Coffee review

Introduction to the Flavor characteristics of Orosi / Eurosi Orosi Coffee in Costa Rica Coffee producing area

Published: 2024-11-05 Author: World Gafei
Last Updated: 2024/11/05, Professional coffee knowledge exchange more coffee bean information please follow the coffee workshop (Wechat official account cafe_style) History Costa Rica is the first country in Central America to grow coffee and bananas because of its fertile and well-drained volcanic soil. Coffee and bananas are the country's main exports. In 1729, coffee was introduced into Costa Rica from Cuba.

Professional coffee knowledge exchange More coffee bean information Please pay attention to coffee workshop (Weixin Official Accounts cafe_style)

history

Costa Rica's volcanic soils are fertile and well drained, making it the first country in Central America to grow coffee and bananas for commercial value. Coffee and bananas are the country's main exports.

Coffee was introduced to Costa Rica from Cuba in 1729, and today its coffee industry is one of the most organized in the world, producing up to 1700 kilograms per hectare. Costa Rica has a population of 3.5 million, but coffee trees number 400 million, and coffee exports account for 25% of the country's total exports. Costa Rica also benefits from the Turrialba of the Central American Agricultural Research Institute (IAAC), an important international research centre, based in Tarazu.

High-quality Costa Rican coffee is known as "extra-hard" and can be grown at altitudes above 1500 meters. Altitude has always been a problem for coffee growers. Coffee beans are better at higher altitudes, not only because higher altitudes increase the acidity of coffee beans and thus enhance flavor, but also because lower night temperatures at higher altitudes cause trees to grow slowly, thus making coffee beans more flavorful. In addition, due to the high altitude drop caused by sufficient rainfall, the growth of coffee trees is also very favorable.

However, while there are many advantages to growing coffee at higher altitudes, the additional transportation costs associated with it must be taken into account, which may well make coffee production unprofitable. Costa Rican coffee has adopted new technologies to increase efficiency, including the use of "electric eyes" to select beans and identify beans of irregular size.

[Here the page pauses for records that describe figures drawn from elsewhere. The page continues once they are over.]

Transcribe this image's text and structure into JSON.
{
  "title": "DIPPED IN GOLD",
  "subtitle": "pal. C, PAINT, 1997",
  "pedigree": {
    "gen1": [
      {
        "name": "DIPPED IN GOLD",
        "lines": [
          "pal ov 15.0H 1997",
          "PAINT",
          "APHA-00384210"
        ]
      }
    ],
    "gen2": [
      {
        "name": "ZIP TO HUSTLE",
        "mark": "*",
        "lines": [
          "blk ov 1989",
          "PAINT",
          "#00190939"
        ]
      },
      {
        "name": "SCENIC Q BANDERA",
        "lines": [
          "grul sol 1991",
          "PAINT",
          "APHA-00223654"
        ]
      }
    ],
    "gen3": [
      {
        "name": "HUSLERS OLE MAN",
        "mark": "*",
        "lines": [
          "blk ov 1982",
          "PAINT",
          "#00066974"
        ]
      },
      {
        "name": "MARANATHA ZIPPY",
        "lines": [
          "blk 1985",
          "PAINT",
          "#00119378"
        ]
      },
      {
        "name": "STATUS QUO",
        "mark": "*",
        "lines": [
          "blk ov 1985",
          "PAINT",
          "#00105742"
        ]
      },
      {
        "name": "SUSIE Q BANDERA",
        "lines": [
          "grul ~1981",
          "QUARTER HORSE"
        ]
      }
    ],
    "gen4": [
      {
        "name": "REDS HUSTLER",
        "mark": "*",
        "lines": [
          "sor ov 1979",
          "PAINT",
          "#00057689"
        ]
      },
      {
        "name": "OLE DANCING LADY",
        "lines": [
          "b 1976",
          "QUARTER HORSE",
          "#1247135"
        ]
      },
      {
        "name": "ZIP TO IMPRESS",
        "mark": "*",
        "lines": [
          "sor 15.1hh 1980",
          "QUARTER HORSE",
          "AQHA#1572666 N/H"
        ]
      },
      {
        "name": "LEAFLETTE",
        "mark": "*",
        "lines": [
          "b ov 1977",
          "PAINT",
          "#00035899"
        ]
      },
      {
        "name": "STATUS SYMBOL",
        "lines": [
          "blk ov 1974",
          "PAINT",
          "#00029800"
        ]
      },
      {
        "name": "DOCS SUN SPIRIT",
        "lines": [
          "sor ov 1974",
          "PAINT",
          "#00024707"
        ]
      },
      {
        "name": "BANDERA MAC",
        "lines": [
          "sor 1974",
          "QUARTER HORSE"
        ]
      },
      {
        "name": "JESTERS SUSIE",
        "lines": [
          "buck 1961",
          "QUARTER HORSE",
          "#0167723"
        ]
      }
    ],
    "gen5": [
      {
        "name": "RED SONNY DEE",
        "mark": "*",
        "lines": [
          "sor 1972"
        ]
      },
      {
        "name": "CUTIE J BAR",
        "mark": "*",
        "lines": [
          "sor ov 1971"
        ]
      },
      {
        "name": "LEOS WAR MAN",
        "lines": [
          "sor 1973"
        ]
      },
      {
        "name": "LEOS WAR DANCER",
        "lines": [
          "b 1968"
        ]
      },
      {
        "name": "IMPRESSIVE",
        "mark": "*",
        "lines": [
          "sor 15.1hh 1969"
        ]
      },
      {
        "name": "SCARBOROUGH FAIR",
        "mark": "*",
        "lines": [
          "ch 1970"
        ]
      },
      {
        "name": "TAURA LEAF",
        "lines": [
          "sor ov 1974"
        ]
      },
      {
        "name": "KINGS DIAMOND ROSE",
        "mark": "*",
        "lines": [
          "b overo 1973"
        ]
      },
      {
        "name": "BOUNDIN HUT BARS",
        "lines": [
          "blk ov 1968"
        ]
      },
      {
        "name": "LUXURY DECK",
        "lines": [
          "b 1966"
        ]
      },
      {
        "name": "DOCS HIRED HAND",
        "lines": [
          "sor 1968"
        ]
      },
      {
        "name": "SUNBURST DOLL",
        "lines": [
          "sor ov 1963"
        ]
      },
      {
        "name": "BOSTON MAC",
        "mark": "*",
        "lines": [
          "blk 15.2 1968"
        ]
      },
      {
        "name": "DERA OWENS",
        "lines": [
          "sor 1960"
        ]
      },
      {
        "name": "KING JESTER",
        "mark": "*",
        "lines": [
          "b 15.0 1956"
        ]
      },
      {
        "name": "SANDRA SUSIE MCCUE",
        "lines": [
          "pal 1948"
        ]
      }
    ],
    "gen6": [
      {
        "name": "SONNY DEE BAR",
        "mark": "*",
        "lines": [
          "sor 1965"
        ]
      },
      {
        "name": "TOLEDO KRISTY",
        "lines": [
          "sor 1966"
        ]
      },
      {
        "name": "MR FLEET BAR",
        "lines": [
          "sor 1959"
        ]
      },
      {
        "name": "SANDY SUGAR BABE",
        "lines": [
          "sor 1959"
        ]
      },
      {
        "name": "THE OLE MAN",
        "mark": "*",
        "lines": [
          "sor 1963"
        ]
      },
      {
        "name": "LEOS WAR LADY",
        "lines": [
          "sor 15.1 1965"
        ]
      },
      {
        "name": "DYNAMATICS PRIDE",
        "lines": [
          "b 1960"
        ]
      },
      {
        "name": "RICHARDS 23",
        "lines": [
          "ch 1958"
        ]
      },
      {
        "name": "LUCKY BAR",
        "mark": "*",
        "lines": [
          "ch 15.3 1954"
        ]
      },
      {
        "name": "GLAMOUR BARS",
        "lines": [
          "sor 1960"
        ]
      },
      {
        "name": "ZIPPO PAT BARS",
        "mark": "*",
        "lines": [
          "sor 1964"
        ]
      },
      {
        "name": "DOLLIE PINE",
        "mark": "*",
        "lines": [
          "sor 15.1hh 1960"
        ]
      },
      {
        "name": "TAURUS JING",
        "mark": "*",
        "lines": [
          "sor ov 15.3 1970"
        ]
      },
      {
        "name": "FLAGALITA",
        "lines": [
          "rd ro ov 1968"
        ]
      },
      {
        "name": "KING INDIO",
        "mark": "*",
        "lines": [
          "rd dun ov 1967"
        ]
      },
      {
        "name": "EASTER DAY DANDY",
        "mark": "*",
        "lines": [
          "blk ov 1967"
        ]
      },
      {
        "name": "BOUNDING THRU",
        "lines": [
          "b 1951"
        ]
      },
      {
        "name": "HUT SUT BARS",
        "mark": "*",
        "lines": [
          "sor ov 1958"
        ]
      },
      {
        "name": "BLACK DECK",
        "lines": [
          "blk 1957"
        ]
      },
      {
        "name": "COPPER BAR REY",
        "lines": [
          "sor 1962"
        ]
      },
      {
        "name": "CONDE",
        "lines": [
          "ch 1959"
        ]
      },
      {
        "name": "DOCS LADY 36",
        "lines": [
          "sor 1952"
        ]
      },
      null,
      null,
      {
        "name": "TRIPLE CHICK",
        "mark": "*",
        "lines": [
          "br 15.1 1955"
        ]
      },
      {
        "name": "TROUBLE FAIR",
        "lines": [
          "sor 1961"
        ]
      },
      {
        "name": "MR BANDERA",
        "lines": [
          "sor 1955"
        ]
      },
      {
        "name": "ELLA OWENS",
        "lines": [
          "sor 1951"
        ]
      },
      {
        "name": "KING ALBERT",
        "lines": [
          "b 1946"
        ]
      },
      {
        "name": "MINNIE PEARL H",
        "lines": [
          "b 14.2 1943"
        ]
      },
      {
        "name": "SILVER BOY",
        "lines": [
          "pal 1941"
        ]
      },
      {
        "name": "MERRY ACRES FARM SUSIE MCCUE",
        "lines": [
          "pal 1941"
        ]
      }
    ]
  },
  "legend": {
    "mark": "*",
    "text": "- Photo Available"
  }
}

The Costa Rican government created an exclusive coffee department (ICAFE: Instituto del Café de Costa Rica). It is now taken over by the Official Coffee Commission Oficinadel Café), which mainly advises the improvement of the estate from planting, post-treatment to marketing systems. For export coffee processing, the place is also very careful. Coffee beans deemed substandard for export are colored by blue vegetable dye and then returned to domestic sales. Today, about a third of Costa Rica's population is engaged in coffee or coffee-related industries, and coffee consumption per capita is twice that of Italy or the United States. The government's support for the coffee industry has indirectly contributed to Costa Rica's excellent coffee quality and competitiveness compared to other countries.

The hardness of volcanic rocks makes Tarrazu coffee, and the concept of healthy cultivation makes Organico coffee!

* Orosi : Smooth sour bean body full fragrance/smooth taste, balanced enough

Altitude 900-1,200

Season: September ~ February

smooth sour

plump bean

Fragrance

Coffee in this area tastes smooth and balanced enough.